On the planet, the woman appears again, announcing she is "for Kirk", but Sulu and McCoy block her path. Questioned by Kirk, the woman says she is Losira, the station commander. She is alone, and her only purpose is to defend the planet from intruders. Kirk's questions unsettle her and she vanishes. Strong power emanations lead the landing party to a hidden entrance in a rock face. Passing into the hidden chamber, the landing party find a glowing computer. Three copies of Losira enter, one each for Kirk, Sulu, and McCoy. As they approach, Spock and a security officer materialize, and, at Kirk's command, destroy the computer. The three Losiras vanish.
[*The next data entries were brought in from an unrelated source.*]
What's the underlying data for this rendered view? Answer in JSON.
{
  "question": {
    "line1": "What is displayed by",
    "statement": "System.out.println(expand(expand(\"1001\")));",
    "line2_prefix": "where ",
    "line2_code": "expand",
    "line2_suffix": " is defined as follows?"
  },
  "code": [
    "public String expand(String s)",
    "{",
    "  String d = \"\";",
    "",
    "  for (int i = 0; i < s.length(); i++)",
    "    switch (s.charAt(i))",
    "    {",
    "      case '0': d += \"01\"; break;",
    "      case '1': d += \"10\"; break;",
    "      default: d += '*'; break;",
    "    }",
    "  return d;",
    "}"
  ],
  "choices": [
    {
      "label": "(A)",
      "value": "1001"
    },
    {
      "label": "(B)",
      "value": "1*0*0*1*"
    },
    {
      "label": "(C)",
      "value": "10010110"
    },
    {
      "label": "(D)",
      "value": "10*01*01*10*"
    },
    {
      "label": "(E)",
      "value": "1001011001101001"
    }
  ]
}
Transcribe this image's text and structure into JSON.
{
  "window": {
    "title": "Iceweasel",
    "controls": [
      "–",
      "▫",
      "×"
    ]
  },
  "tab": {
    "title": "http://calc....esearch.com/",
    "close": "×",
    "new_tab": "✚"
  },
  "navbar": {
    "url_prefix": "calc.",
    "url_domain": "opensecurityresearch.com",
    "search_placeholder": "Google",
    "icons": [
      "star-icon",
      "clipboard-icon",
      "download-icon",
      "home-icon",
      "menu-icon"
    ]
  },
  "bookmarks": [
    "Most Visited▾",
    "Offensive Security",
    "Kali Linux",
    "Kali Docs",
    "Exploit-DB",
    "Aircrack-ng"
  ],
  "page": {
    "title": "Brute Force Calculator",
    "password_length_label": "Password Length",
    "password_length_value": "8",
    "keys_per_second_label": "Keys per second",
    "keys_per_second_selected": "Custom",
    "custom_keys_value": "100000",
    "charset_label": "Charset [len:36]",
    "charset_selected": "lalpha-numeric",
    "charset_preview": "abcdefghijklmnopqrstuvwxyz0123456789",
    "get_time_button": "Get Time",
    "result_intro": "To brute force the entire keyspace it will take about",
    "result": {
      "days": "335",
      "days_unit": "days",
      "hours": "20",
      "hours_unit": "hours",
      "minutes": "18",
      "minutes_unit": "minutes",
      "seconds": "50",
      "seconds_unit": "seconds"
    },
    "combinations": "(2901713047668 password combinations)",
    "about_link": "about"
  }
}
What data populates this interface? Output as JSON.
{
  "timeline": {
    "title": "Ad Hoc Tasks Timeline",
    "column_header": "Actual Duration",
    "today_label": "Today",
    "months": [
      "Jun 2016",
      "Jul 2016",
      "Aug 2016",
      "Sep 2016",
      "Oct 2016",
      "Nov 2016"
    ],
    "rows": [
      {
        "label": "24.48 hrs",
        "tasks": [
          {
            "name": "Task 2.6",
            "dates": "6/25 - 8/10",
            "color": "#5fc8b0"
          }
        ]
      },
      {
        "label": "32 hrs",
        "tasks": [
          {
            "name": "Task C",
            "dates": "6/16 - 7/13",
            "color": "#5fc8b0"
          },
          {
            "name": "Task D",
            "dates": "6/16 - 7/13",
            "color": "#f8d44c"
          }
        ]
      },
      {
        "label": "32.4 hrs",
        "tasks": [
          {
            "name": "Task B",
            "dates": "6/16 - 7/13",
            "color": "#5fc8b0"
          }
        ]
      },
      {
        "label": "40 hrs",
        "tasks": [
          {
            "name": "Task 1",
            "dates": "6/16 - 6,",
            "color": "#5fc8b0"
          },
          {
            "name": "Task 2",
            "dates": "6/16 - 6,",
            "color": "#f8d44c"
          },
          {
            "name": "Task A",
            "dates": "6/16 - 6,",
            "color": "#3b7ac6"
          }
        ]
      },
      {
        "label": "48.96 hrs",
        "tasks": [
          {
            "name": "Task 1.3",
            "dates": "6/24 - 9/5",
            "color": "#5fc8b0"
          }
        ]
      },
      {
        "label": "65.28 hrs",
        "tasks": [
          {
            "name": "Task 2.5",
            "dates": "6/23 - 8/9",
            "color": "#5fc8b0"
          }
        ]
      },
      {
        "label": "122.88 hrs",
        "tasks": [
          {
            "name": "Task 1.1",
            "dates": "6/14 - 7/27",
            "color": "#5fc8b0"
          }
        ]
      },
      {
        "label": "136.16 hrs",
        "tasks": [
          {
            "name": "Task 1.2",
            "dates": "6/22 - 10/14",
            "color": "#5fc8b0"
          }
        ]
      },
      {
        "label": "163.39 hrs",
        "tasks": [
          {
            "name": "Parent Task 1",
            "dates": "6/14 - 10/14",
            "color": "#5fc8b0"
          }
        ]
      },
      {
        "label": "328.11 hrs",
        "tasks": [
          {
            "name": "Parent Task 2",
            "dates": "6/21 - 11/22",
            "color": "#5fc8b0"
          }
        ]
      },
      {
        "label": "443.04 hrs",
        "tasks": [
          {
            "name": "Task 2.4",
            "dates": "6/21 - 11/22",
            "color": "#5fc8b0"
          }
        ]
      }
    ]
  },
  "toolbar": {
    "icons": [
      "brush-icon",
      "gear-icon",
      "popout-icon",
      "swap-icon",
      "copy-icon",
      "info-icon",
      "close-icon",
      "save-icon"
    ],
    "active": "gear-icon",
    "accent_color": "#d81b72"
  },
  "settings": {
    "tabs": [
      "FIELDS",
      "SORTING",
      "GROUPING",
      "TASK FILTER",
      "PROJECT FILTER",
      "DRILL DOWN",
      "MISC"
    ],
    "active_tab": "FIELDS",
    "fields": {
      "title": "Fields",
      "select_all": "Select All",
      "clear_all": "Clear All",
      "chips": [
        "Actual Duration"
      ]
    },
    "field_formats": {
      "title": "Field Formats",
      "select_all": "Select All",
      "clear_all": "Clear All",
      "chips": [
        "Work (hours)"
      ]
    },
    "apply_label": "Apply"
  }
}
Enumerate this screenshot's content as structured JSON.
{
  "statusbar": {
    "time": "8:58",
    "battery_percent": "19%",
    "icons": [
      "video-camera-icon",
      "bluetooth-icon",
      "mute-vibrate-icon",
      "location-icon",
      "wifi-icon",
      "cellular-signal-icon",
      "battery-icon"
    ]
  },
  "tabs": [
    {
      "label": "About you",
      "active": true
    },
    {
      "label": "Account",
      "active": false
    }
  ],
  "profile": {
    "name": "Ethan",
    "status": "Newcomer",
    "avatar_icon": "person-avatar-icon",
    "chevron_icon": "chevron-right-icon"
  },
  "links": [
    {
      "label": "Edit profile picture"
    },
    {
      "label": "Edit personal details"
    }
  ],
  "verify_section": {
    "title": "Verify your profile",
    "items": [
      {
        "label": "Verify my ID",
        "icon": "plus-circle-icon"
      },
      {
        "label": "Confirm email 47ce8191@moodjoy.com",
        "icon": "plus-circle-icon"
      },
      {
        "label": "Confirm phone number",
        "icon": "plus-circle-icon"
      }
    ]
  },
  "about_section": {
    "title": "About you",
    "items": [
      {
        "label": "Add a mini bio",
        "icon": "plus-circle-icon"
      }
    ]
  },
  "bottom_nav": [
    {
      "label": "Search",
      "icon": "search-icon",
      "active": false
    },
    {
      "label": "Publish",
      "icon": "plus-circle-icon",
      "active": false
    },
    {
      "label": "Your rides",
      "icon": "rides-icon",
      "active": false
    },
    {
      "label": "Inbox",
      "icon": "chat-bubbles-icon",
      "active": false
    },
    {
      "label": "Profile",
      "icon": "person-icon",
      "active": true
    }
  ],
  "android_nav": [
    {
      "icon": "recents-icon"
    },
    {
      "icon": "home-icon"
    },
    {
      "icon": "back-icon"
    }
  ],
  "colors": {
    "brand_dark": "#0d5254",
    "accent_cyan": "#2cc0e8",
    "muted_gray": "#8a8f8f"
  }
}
A projected image of Losira then appears on a wall, informing her fellow Kalandans that a disease has killed the station's personnel, and that the computer has been defending the station against intruders. McCoy surmises that the disease eventually wiped out the entire Kalandan species, and Spock suggests that the computer used images of Losira to do the job of defense. Kirk concludes that the landing party survived because the reproductions were so perfect that they experienced regret about killing.

==Production==
The original story outline was written by D.C. Fontana under the pseudonym Michael Richards. In this outline called "Survival", Losira is more brutal, encouraging the crew to turn on each other and fight.

This is the second appearance of Naomi Pollack on Star Trek, this time as Lieutenant Rahda, taking Sulu's place at the helm. Previously she played one of the natives in "The Paradise Syndrome".

Booker Bradshaw as Dr. M'Benga previously appeared in the Season 2 episode "A Private Little War".

==Reception==
In a 2010 review, Zack Handlen of The A.V. Club gave the episode a B. He found the stranding of the landing party a refreshing predicament for the series, and praised the depiction of both Spock's strengths and weaknesses as a commander, but questioned why the planet's defense system was so needlessly aggressive, and called the ending an unsatisfying info-dump.

== Releases ==
This episode was released in Japan on December 21, 1993 as part of the complete season 3 LaserDisc set, Star Trek: Original Series log.3. A trailer for this and the other episodes was also included, and the episode had English and Japanese audio tracks.

This episode was included in TOS Season 3 remastered DVD box set, with the remastered version of this episode.